ハクオウロボ、自動フォーク「AutoFork」の搬送ルートシミュレーター公開

AutoFork搬送ルートシミュレーター」の画面イメージ
AutoFork搬送ルートシミュレーター」の画面イメージ

自動フォークリフト開発のハクオウロボティクス(東京・荒川区)は6月17日、自動フォークリフト(AGF)「AutoFork(オートフォーク)」の導入検討を支援する「AutoFork搬送ルートシミュレーター」を公開したと発表した。倉庫や工場の図面・写真を基に搬送ルートを作成し、搬送距離や概算サイクルタイムを試算できる。

シミュレーターは、ユーザーが倉庫や工場などの図面・写真をアップロードし、実際の距離に合わせて縮尺を設定して利用する。搬送元や搬送先を配置し、走行ルートや荷積み・荷下ろし回数を設定することで、総搬送距離や概算サイクルタイムを確認できる。

シミュレーターによる搬送時間や搬送距離、処理能力などは概算値になる。
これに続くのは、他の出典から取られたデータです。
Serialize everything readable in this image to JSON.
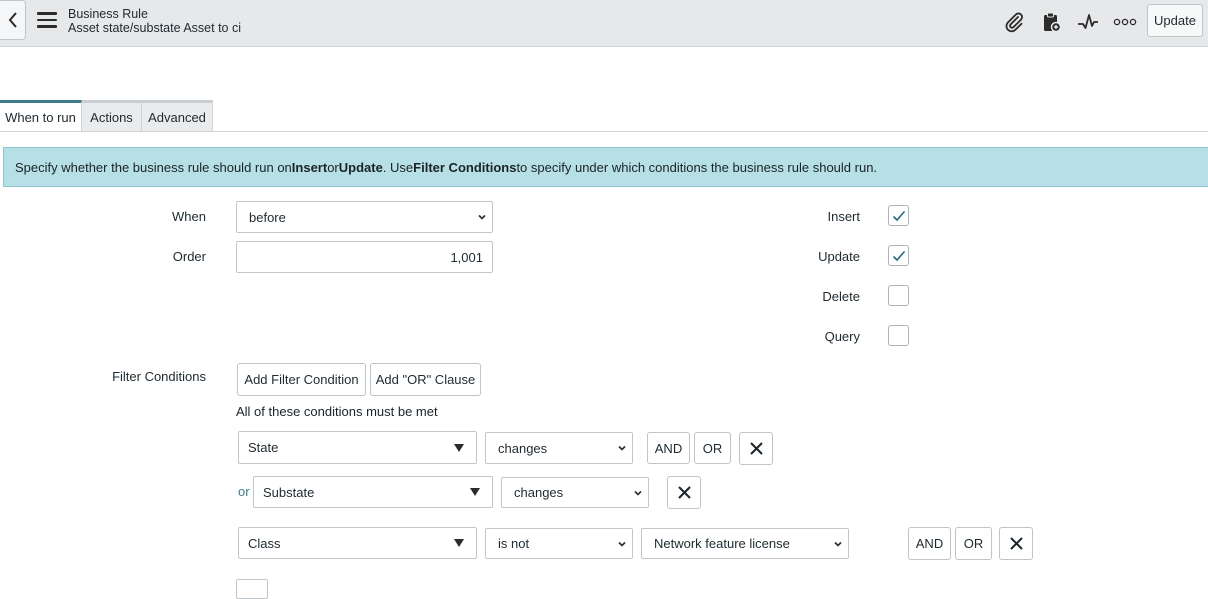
{
  "header": {
    "title": "Business Rule",
    "subtitle": "Asset state/substate Asset to ci",
    "update_label": "Update",
    "icons": [
      "paperclip-icon",
      "clipboard-icon",
      "activity-icon",
      "more-icon"
    ]
  },
  "tabs": [
    {
      "label": "When to run",
      "active": true
    },
    {
      "label": "Actions",
      "active": false
    },
    {
      "label": "Advanced",
      "active": false
    }
  ],
  "banner": {
    "p1": "Specify whether the business rule should run on ",
    "insert": "Insert",
    "p2": " or ",
    "update": "Update",
    "p3": ". Use ",
    "filter": "Filter Conditions",
    "p4": " to specify under which conditions the business rule should run."
  },
  "form": {
    "when_label": "When",
    "when_value": "before",
    "order_label": "Order",
    "order_value": "1,001",
    "checkboxes": [
      {
        "label": "Insert",
        "checked": true
      },
      {
        "label": "Update",
        "checked": true
      },
      {
        "label": "Delete",
        "checked": false
      },
      {
        "label": "Query",
        "checked": false
      }
    ],
    "filter_label": "Filter Conditions",
    "add_filter_label": "Add Filter Condition",
    "add_or_label": "Add \"OR\" Clause",
    "all_met_text": "All of these conditions must be met",
    "and_label": "AND",
    "or_label": "OR",
    "or_connector": "or",
    "conditions": [
      {
        "field": "State",
        "operator": "changes"
      },
      {
        "field": "Substate",
        "operator": "changes"
      },
      {
        "field": "Class",
        "operator": "is not",
        "value": "Network feature license"
      }
    ]
  },
  "colors": {
    "accent": "#3e7e8c",
    "banner": "#b6dfe6",
    "header": "#e6e8ea"
  }
}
実際の導入可否や搬送能力は、現場環境、荷姿、通路幅、停止位置、運用条件などにより異なるとしている。

作成した搬送ルートや試算結果は、レポートとして出力できる。レポートは社内での導入検討や稟議(りんぎ)資料の作成、関係者との情報共有に活用できる。作成データはローカルファイルに保存・読み込みが可能で、検討途中の内容を継続して編集できる。

ハクオウロボティクスによると、AGF導入検討では、これまで搬送距離や搬送時間、処理能力の試算をメーカーが担うケースが多いという。一方で、現場ごとに搬送ルート、荷役回数、通路幅、搬送頻度、運用条件が異なるため、初期検討段階で導入効果を把握しづらい課題があった。同社はシミュレーターの提供で、こうした課題解決を図る。今後も、導入検討を支援するツールや情報提供を拡充するとしている。

「AutoFork」は、庫内搬送や工場内工程間搬送に対応した小型自動フォークリフト。独自開発の自動運転ソフトウエアと物体認識技術を組み合わせ、複数パレットの一括自動認識や物流機器との連携、最短で納入当日から自動搬送できる簡易なセットアップなどに対応する。